Simple Machine Room Entry Doors

After laying down the new ¾” plywood flooring over floating 2×4 sleepers the next step in preparing the machine room for the actual arrival of the machines was to finish the doorway to allow entry into the space.  For the past seven years I just had plywood fastened over the garage-door opening there, removing the sheathing only under very unusual circumstances, which had not occurred often.  I had always intended to build some nice, simple doors and now was the time.

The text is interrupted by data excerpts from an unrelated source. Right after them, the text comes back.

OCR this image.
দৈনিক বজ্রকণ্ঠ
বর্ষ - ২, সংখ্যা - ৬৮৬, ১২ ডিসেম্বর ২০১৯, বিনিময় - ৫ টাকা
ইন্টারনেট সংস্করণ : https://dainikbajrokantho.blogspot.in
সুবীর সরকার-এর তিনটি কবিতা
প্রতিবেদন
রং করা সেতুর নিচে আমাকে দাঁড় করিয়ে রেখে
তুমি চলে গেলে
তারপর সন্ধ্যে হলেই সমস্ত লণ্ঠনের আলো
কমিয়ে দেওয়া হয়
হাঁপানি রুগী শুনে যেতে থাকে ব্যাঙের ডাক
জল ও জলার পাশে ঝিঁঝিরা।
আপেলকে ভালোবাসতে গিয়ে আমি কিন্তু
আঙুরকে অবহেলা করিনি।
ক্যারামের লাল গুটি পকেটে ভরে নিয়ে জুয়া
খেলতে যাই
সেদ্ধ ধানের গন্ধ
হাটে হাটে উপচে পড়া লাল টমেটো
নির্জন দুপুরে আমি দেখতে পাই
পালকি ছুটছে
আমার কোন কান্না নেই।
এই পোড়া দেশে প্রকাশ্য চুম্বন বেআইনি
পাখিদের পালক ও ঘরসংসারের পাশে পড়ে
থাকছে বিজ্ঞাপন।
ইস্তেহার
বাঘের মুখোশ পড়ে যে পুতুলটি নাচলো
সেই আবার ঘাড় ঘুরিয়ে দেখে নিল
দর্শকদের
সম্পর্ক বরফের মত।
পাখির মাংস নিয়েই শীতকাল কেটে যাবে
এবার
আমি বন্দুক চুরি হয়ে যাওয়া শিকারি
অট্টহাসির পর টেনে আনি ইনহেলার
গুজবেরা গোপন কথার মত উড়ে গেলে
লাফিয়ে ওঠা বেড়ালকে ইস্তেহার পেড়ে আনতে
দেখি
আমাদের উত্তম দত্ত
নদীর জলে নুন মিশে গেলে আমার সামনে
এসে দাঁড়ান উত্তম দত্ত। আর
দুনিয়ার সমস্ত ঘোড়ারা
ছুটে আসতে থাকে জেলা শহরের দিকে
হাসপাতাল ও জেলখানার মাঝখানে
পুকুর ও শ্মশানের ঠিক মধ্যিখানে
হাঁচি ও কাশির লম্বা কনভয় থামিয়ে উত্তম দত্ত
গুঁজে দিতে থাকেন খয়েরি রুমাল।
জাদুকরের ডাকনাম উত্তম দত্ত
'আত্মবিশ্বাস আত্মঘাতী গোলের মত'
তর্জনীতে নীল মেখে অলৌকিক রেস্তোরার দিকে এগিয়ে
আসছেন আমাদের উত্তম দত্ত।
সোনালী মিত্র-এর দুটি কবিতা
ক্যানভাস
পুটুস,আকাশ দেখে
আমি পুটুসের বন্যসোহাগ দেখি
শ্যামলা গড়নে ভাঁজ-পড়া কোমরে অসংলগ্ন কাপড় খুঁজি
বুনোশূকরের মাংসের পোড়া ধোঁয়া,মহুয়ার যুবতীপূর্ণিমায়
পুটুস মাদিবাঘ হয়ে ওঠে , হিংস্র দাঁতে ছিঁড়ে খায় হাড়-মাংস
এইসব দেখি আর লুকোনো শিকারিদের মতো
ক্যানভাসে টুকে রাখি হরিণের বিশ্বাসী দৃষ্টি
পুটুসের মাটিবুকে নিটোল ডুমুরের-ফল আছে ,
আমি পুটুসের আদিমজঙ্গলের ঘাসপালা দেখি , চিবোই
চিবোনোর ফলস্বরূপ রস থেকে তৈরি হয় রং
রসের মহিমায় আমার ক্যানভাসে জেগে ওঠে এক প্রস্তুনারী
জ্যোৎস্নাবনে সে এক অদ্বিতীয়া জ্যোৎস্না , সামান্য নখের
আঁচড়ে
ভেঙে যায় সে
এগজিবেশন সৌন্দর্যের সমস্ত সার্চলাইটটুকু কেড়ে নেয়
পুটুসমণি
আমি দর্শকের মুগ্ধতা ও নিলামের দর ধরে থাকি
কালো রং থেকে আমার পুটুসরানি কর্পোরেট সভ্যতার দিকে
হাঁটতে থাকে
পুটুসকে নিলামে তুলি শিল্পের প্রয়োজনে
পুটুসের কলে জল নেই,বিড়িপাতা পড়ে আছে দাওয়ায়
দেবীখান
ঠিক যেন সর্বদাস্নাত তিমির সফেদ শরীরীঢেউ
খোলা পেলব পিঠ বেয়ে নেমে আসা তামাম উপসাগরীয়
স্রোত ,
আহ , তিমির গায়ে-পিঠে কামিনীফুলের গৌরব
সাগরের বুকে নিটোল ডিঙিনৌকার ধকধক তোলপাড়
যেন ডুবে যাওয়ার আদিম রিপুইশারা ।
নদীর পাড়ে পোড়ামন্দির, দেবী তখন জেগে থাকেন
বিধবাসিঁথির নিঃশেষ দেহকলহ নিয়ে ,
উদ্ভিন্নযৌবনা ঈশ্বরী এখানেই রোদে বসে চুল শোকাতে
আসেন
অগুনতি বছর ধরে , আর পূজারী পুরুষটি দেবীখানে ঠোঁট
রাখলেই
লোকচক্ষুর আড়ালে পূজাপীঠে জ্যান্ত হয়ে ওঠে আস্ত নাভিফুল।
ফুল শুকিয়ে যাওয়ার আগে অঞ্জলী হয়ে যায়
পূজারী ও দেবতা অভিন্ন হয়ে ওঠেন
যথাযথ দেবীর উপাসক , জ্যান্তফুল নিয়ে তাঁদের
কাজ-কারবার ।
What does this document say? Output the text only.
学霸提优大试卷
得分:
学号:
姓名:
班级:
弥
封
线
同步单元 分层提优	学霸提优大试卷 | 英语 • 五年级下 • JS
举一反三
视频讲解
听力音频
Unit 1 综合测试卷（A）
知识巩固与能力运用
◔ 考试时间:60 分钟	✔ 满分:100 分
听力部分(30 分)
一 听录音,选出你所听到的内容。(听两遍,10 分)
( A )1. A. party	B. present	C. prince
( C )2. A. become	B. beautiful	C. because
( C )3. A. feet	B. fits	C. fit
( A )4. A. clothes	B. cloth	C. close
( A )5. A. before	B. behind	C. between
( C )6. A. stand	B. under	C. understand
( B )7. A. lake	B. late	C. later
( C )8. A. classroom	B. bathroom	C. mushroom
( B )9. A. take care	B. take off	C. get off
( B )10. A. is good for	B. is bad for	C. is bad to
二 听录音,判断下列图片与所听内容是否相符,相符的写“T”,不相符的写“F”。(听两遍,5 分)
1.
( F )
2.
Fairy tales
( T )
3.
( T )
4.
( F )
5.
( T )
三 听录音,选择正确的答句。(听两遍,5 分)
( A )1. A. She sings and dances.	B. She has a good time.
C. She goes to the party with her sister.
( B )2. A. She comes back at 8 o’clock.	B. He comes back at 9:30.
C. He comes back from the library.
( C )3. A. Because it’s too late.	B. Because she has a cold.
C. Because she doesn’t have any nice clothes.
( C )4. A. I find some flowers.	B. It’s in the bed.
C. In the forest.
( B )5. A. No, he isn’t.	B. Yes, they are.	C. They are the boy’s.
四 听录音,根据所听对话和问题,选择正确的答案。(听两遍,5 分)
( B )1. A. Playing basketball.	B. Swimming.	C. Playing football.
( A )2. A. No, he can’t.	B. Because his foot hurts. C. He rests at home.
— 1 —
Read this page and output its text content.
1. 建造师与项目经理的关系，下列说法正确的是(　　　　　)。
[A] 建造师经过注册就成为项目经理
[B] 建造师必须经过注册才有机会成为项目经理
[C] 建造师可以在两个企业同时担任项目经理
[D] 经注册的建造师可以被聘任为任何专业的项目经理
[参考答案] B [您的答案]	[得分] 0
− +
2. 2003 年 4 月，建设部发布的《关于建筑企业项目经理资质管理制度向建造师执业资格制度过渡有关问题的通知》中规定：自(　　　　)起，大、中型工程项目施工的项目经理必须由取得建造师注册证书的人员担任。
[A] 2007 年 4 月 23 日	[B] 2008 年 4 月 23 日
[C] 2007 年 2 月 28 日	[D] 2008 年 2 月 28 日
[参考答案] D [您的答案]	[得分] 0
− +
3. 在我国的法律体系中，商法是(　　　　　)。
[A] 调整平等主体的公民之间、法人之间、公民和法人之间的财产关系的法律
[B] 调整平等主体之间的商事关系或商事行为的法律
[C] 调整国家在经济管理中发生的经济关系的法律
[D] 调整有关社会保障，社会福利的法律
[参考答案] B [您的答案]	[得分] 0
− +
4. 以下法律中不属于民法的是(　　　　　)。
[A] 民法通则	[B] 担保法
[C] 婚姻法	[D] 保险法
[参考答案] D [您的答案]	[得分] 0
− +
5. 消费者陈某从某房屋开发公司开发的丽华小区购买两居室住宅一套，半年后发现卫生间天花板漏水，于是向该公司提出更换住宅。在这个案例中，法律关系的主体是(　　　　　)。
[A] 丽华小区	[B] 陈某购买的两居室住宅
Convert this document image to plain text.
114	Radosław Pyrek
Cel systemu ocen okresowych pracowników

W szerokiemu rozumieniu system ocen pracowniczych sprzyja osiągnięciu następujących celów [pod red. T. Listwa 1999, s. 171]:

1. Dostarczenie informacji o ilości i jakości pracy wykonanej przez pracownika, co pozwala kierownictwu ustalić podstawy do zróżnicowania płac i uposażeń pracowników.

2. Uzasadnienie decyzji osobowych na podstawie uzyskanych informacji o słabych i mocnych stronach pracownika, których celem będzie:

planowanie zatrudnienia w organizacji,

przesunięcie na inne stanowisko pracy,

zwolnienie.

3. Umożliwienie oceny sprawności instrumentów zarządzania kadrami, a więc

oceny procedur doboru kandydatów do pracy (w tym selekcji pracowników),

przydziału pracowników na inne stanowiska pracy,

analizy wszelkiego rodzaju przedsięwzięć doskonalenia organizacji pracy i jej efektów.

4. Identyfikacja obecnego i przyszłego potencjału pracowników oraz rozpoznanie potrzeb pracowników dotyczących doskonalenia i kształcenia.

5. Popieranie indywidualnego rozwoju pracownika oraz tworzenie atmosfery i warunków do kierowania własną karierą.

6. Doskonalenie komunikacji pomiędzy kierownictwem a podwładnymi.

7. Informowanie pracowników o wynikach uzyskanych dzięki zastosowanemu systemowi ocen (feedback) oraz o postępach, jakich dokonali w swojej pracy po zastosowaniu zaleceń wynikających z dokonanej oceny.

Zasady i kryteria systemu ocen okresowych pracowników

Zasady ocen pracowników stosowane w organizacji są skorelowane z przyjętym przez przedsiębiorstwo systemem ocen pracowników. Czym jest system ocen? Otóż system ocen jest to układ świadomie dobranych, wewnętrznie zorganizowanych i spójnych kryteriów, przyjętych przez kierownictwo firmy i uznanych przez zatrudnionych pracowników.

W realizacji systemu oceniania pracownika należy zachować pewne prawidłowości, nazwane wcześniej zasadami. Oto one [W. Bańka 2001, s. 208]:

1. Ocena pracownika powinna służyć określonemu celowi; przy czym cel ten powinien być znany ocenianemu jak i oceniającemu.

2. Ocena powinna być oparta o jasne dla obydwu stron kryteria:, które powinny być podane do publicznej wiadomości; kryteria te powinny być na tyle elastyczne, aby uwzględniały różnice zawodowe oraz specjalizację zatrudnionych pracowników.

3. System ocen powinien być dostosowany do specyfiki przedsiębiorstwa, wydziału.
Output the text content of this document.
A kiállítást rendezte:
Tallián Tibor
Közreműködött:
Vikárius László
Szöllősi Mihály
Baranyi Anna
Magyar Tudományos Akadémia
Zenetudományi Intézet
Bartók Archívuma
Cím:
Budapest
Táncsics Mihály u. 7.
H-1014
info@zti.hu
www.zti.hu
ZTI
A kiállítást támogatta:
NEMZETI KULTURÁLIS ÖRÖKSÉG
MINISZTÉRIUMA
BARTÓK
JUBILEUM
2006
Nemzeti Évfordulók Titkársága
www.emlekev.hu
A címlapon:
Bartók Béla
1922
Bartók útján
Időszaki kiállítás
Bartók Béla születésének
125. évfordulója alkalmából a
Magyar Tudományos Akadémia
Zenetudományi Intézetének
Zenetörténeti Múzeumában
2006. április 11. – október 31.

The finished doors are absurdly simple units of plywood and 2x4s, roughly 48” wide by 81” high.  I started by cutting the plywood to the right size, then all the 2×4 framing pieces, and assembling the whole with decking screws.  Each door of the pair includes two 20” x 40” thermal window panels, left over from building the dozens of windows in The Barn.  I originally purchased almost a hundred of these glass units from a salvage yard in Toledo, who had purchased the contents of a defunct window factory who-knows-when.


I made the openings for the windows by simply cutting the voids mostly with my circular saw following the frames, then finishing off the cuts with a hand saw.  I laid down a bead of transparent silicone calk and dropped the glass panels in place, followed by molding strips to lock the panels in place.  No framing, no joinery, just quick and dirty.


I did not get the doors all trimmed and weatherstripped this trip, but at least they are up and functional.  There are no door knobs as the doors will only be opened from the inside when the barrel bolt latches at the top and bottom are released.

They are inelegant, but I am content with them.  Some day I may make some exquisite doors of mortised frame-and-panel, but for now the screw gun assemblage does the trick.


I am especially pleased with how well they blend in to the barn overall, but could not help but notice that the concrete block wall around the doors need painting, pronto.